Autodesk, the leader in 3D design, engineering, and entertainment software, today launched the “Autodesk Entrepreneur Impact Program.”
Announced at the Sustainable Innovation Forum 2015 – held during the United Nations Climate Change Conference of Parties 21 (COP21) – the Autodesk Entrepreneur Impact Program allows start-ups in Australia and around the world who innovate for positive environmental or social impact to apply for free* access to Autodesk software so they can get to market faster.
Eligible entrepreneur organisations must be less than five years old and have less than $1 million (USD) in revenue. Those who qualify will get access to up to three software offerings: Autodesk Product Design Suite Ultimate, Autodesk Fusion 360, and Autodesk Building Design Suite Ultimate.
“The world is facing epic challenges with climate change being a top global priority, and we’re seeing a shift that was unthinkable only years ago,” said Jake Layes, director, Global Cleantech and Entrepreneur Impact, Autodesk. “Today, a generation of empowered entrepreneurs can come together and develop innovations that put us on track to a carbon-free economy.”

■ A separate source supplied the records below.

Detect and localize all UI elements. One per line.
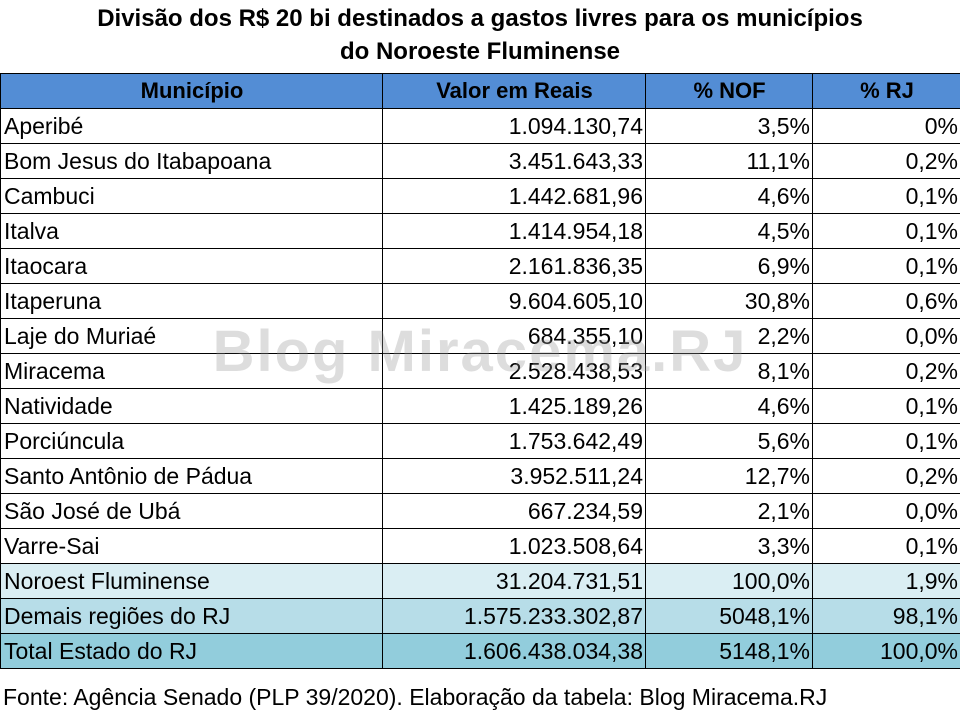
cell-valor: 1.442.681,96 bbox=[382, 178, 646, 214]
summary-row-total: Total Estado do RJ 1.606.438.034,38 5148… bbox=[0, 633, 960, 669]
cell-municipio: Santo Antônio de Pádua bbox=[0, 458, 383, 494]
cell-municipio: Bom Jesus do Itabapoana bbox=[0, 143, 383, 179]
table-row: Itaperuna 9.604.605,10 30,8% 0,6% bbox=[0, 283, 960, 319]
cell-pct-nof: 2,2% bbox=[645, 318, 813, 354]
cell-pct-rj: 0,1% bbox=[812, 423, 960, 459]
cell-municipio: Total Estado do RJ bbox=[0, 633, 383, 669]
cell-valor: 1.753.642,49 bbox=[382, 423, 646, 459]
cell-pct-rj: 98,1% bbox=[812, 598, 960, 634]
cell-pct-rj: 0,0% bbox=[812, 493, 960, 529]
cell-municipio: Aperibé bbox=[0, 108, 383, 144]
cell-pct-nof: 8,1% bbox=[645, 353, 813, 389]
cell-pct-nof: 5148,1% bbox=[645, 633, 813, 669]
table-row: Natividade 1.425.189,26 4,6% 0,1% bbox=[0, 388, 960, 424]
cell-pct-rj: 0,1% bbox=[812, 248, 960, 284]
cell-pct-rj: 0,2% bbox=[812, 353, 960, 389]
cell-pct-rj: 0% bbox=[812, 108, 960, 144]
cell-pct-nof: 11,1% bbox=[645, 143, 813, 179]
cell-pct-nof: 5,6% bbox=[645, 423, 813, 459]
cell-pct-rj: 0,1% bbox=[812, 388, 960, 424]
cell-municipio: Varre-Sai bbox=[0, 528, 383, 564]
cell-valor: 1.425.189,26 bbox=[382, 388, 646, 424]
cell-pct-nof: 3,3% bbox=[645, 528, 813, 564]
cell-valor: 3.451.643,33 bbox=[382, 143, 646, 179]
header-valor: Valor em Reais bbox=[382, 73, 646, 109]
table-header-row: Município Valor em Reais % NOF % RJ bbox=[0, 73, 960, 109]
cell-municipio: Miracema bbox=[0, 353, 383, 389]
cell-municipio: Demais regiões do RJ bbox=[0, 598, 383, 634]
cell-municipio: Itaocara bbox=[0, 248, 383, 284]
table-row: Itaocara 2.161.836,35 6,9% 0,1% bbox=[0, 248, 960, 284]
summary-row-demais: Demais regiões do RJ 1.575.233.302,87 50… bbox=[0, 598, 960, 634]
cell-municipio: Natividade bbox=[0, 388, 383, 424]
cell-pct-nof: 5048,1% bbox=[645, 598, 813, 634]
cell-pct-rj: 0,0% bbox=[812, 318, 960, 354]
cell-valor: 1.414.954,18 bbox=[382, 213, 646, 249]
summary-row-noroeste: Noroest Fluminense 31.204.731,51 100,0% … bbox=[0, 563, 960, 599]
table-row: Laje do Muriaé 684.355,10 2,2% 0,0% bbox=[0, 318, 960, 354]
cell-valor: 1.575.233.302,87 bbox=[382, 598, 646, 634]
cell-valor: 2.528.438,53 bbox=[382, 353, 646, 389]
cell-valor: 684.355,10 bbox=[382, 318, 646, 354]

The Autodesk Entrepreneur Impact Program is both an expansion and rebranding of the former Autodesk Cleantech Partner Program, which was launched in 2009 and available in selected countries to start-ups designing and creating cleantech solutions.
Cleantech solutions have tremendous power to shape the new urban landscape in a sustainable way that positively affects climate change. Cleantech has matured, technology development has accelerated, and access has become easier. Tesla, for example, was one of Autodesk’s first Cleantech Partner Program grantees in the US, and it’s since become a household name and pioneer in the electric vehicle industry
“We see a potential explosion of entrepreneurship across countries worldwide with start-ups creating innovations that have a scalable, positive environmental and social impact. We want to help them on their journey as they shape the Future of Making Things and undertake actions against climate change,” Layes concluded.